2025-04-11
3:30 PM - 4:30 PM
MB441
Details
Date: Friday, 11 April, 2025
Time: 3:30-4:30 pm
Venue: MB 441
Speaker: Ms. Huifang Huang, Huazhong University of Science and Technology
Topic: Optimizing Portfolios with Surrender Variable Annuities: A Deep Reinforcement Learning Approach
Abstract
This paper investigates a portfolio optimization problem for an investor on asset allocation among risk-free asset, risky asset, and variable annuities with guaranteed minimum death benefits (GMDB) subject to mortality risk and surrender risk.
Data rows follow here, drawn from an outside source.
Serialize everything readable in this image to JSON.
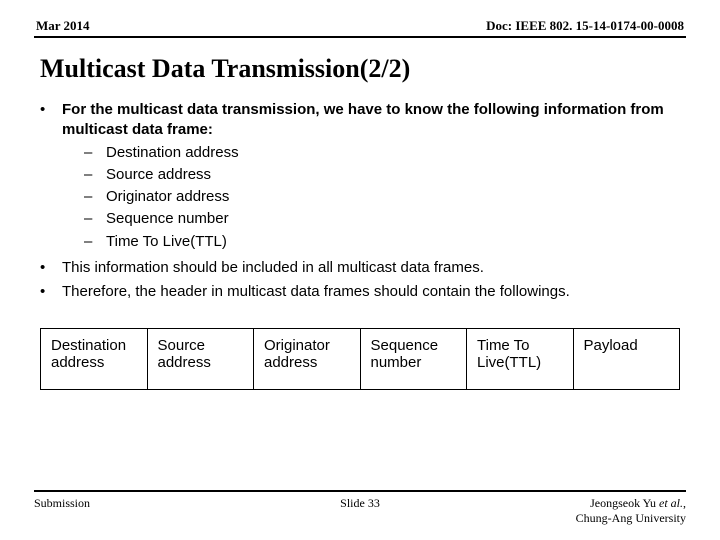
{
  "header": {
    "date": "Mar 2014",
    "docref": "Doc: IEEE 802. 15-14-0174-00-0008"
  },
  "title": "Multicast Data Transmission(2/2)",
  "bullets": {
    "b1_intro": "For the multicast data transmission, we have to know the following information from multicast data frame:",
    "b1_sub": {
      "s1": "Destination address",
      "s2": "Source address",
      "s3": "Originator address",
      "s4": "Sequence number",
      "s5": "Time To Live(TTL)"
    },
    "b2": "This information should be included in all multicast data frames.",
    "b3": "Therefore, the header in multicast data frames should contain the followings."
  },
  "frame_fields": {
    "f1": "Destination address",
    "f2": "Source address",
    "f3": "Originator address",
    "f4": "Sequence number",
    "f5": "Time To Live(TTL)",
    "f6": "Payload"
  },
  "footer": {
    "left": "Submission",
    "center": "Slide 33",
    "author": "Jeongseok Yu",
    "etal": " et al.",
    "affil": "Chung-Ang University"
  }
}
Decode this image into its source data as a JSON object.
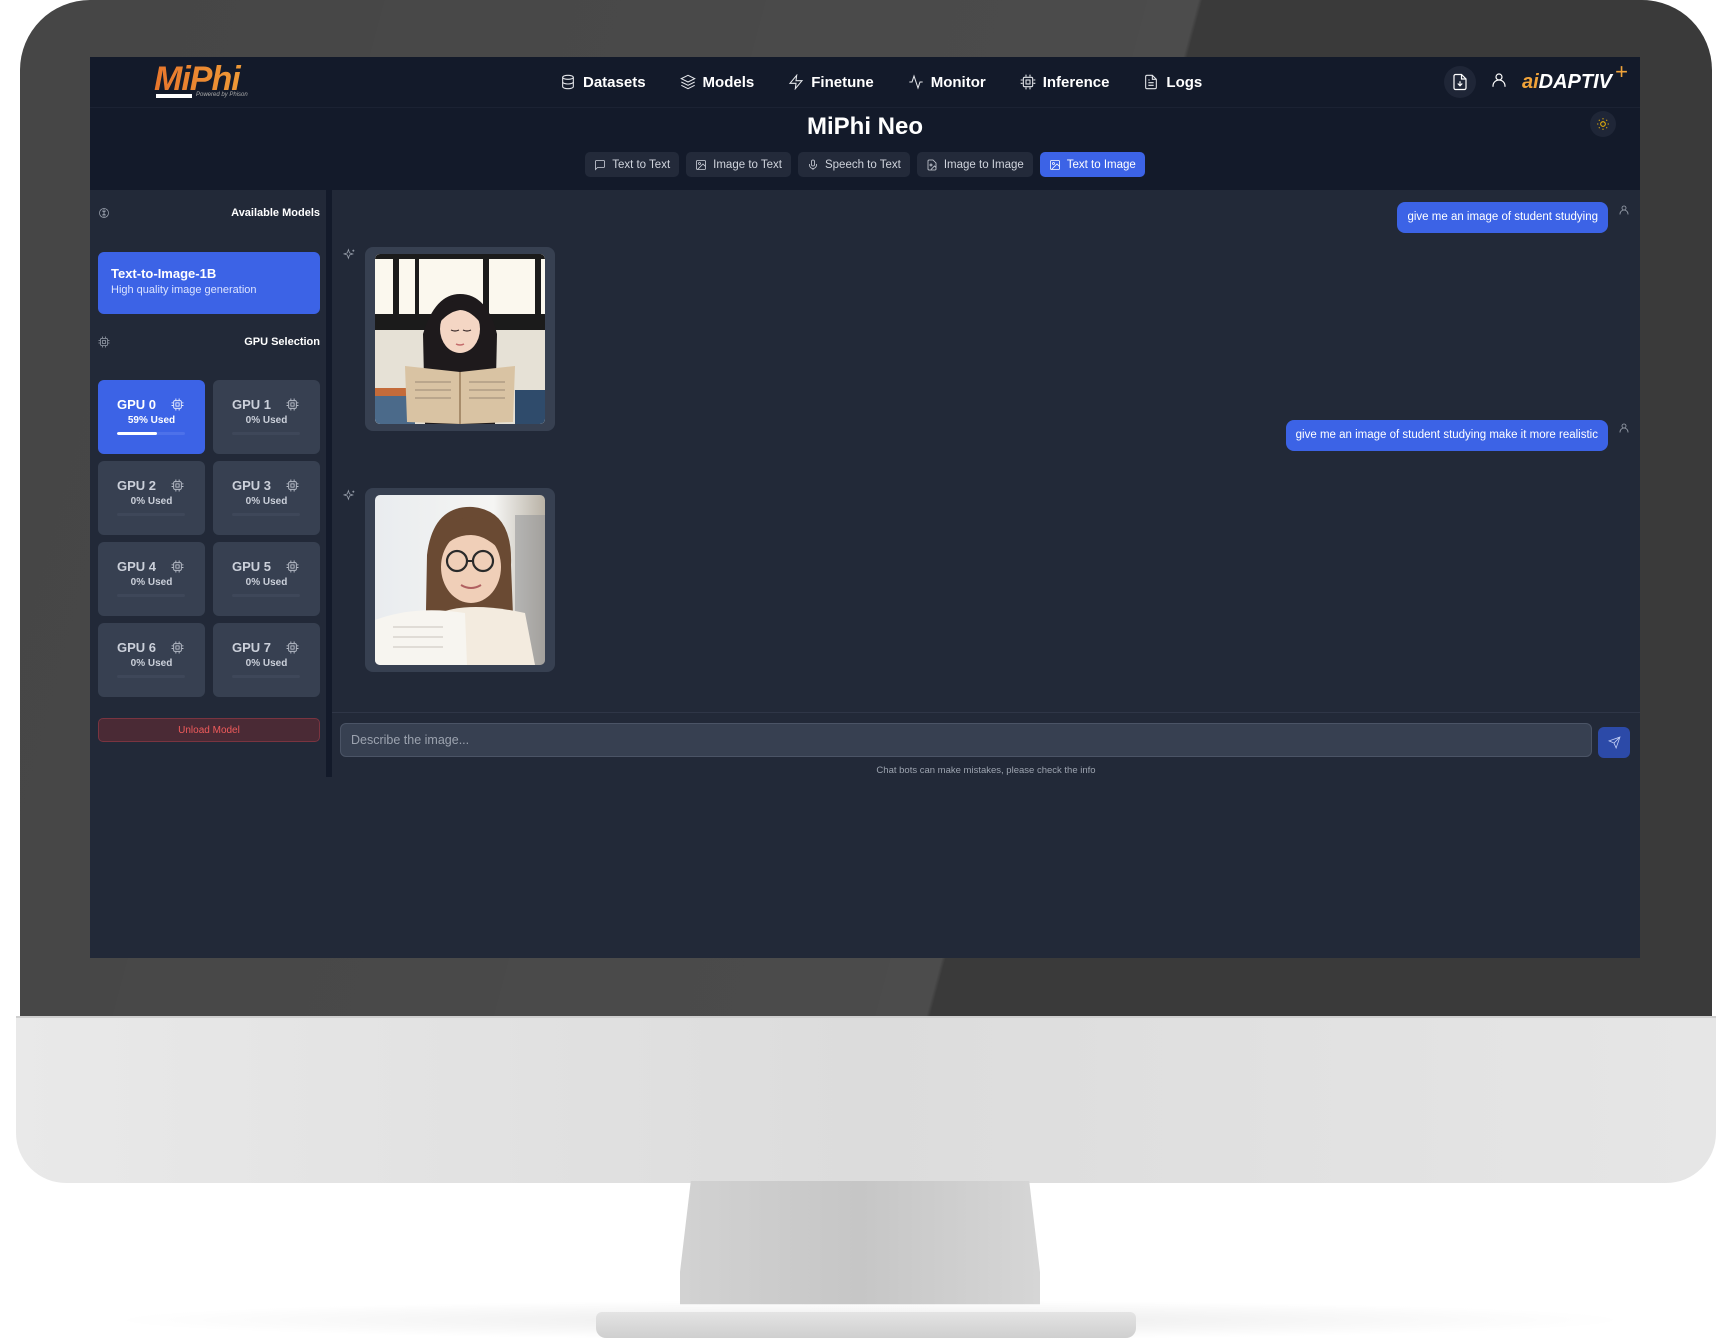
{
  "brand": {
    "logo": "MiPhi",
    "logo_tagline": "Powered by Phison",
    "partner_logo_prefix": "ai",
    "partner_logo_main": "DAPTIV",
    "partner_logo_mark": "+"
  },
  "nav": [
    {
      "label": "Datasets",
      "icon": "database-icon"
    },
    {
      "label": "Models",
      "icon": "layers-icon"
    },
    {
      "label": "Finetune",
      "icon": "zap-icon"
    },
    {
      "label": "Monitor",
      "icon": "activity-icon"
    },
    {
      "label": "Inference",
      "icon": "cpu-icon"
    },
    {
      "label": "Logs",
      "icon": "file-text-icon"
    }
  ],
  "header_actions": {
    "download": "file-download-icon",
    "user": "user-icon",
    "theme": "sun-icon"
  },
  "page_title": "MiPhi Neo",
  "modes": [
    {
      "label": "Text to Text",
      "icon": "message-square-icon",
      "active": false
    },
    {
      "label": "Image to Text",
      "icon": "image-icon",
      "active": false
    },
    {
      "label": "Speech to Text",
      "icon": "mic-icon",
      "active": false
    },
    {
      "label": "Image to Image",
      "icon": "file-image-icon",
      "active": false
    },
    {
      "label": "Text to Image",
      "icon": "image-icon",
      "active": true
    }
  ],
  "sidebar": {
    "models_heading": "Available Models",
    "model": {
      "name": "Text-to-Image-1B",
      "description": "High quality image generation"
    },
    "gpu_heading": "GPU Selection",
    "gpus": [
      {
        "name": "GPU 0",
        "used_label": "59% Used",
        "used": 59,
        "selected": true
      },
      {
        "name": "GPU 1",
        "used_label": "0% Used",
        "used": 0,
        "selected": false
      },
      {
        "name": "GPU 2",
        "used_label": "0% Used",
        "used": 0,
        "selected": false
      },
      {
        "name": "GPU 3",
        "used_label": "0% Used",
        "used": 0,
        "selected": false
      },
      {
        "name": "GPU 4",
        "used_label": "0% Used",
        "used": 0,
        "selected": false
      },
      {
        "name": "GPU 5",
        "used_label": "0% Used",
        "used": 0,
        "selected": false
      },
      {
        "name": "GPU 6",
        "used_label": "0% Used",
        "used": 0,
        "selected": false
      },
      {
        "name": "GPU 7",
        "used_label": "0% Used",
        "used": 0,
        "selected": false
      }
    ],
    "unload_label": "Unload Model"
  },
  "chat": {
    "messages": [
      {
        "role": "user",
        "text": "give me an image of student studying"
      },
      {
        "role": "assistant",
        "image": "illustrated girl with long dark hair reading an open book by a window"
      },
      {
        "role": "user",
        "text": "give me an image of student studying make it more realistic"
      },
      {
        "role": "assistant",
        "image": "photo of smiling young woman with glasses reading a book in a library"
      }
    ],
    "input_placeholder": "Describe the image...",
    "input_value": "",
    "disclaimer": "Chat bots can make mistakes, please check the info"
  }
}
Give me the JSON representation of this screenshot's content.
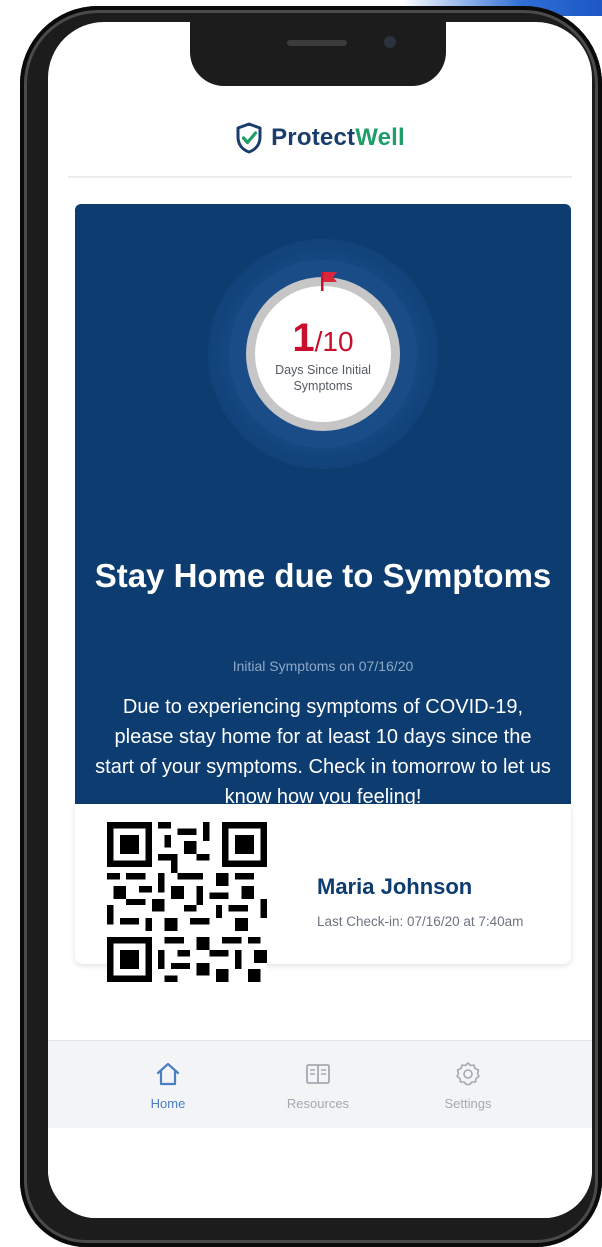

The investor’s objective is to maximize the expected utility of the bequest at death or the expected utility of assets at contract maturity. On each trading day before the investor’s death, the investor can adjust the allocation between risk-free and risky assets, invest in new surrender GMDB product, or partially or fully surrender existing annuities. This dynamic adjustment creates a high-dimensional state and action space, making traditional optimization methods inadequate. To address this, we utilize the Lee-Carter model to analyze Australian demographic data, predict mortality risk, simulate surrender risk based on market changes, and estimate the fair pricing of GMDBs in the portfolio. Subsequently, we introduce a deep reinforcement learning algorithm within a simulated trading environment that independently models the dynamic behavior of various assets and underlying indices. The algorithm utilizes neural networks to analyze high-dimensional state variables and leverages the interactive capabilities of the agent to flexibly adapt to asset fluctuations, dynamically optimizing investment allocation. Additionally, we prove the global convergence of the algorithm under standard assumptions and validate its effectiveness in managing the complexities of high-dimensional portfolios, particularly in capturing mortality, surrender, and financial risks. Numerical experiments further demonstrate the stability and robustness of the algorithm, showcasing its advantages in complex insurance and financial scenarios.
Speaker
Huang Huifang is a Ph.D. candidate in Statistics at the School of Mathematics and Statistics, Huazhong University of Science and Technology (HUST), China. Her research specializes in stochastic optimal control, numerical methods for actuarial science, and deep reinforcement learning, with a focus on developing computational frameworks to solve complex actuarial problems. As a recipient of the prestigious China Scholarship Council (CSC) Fellowship, she pursued joint doctoral research at Macquarie University, Australia.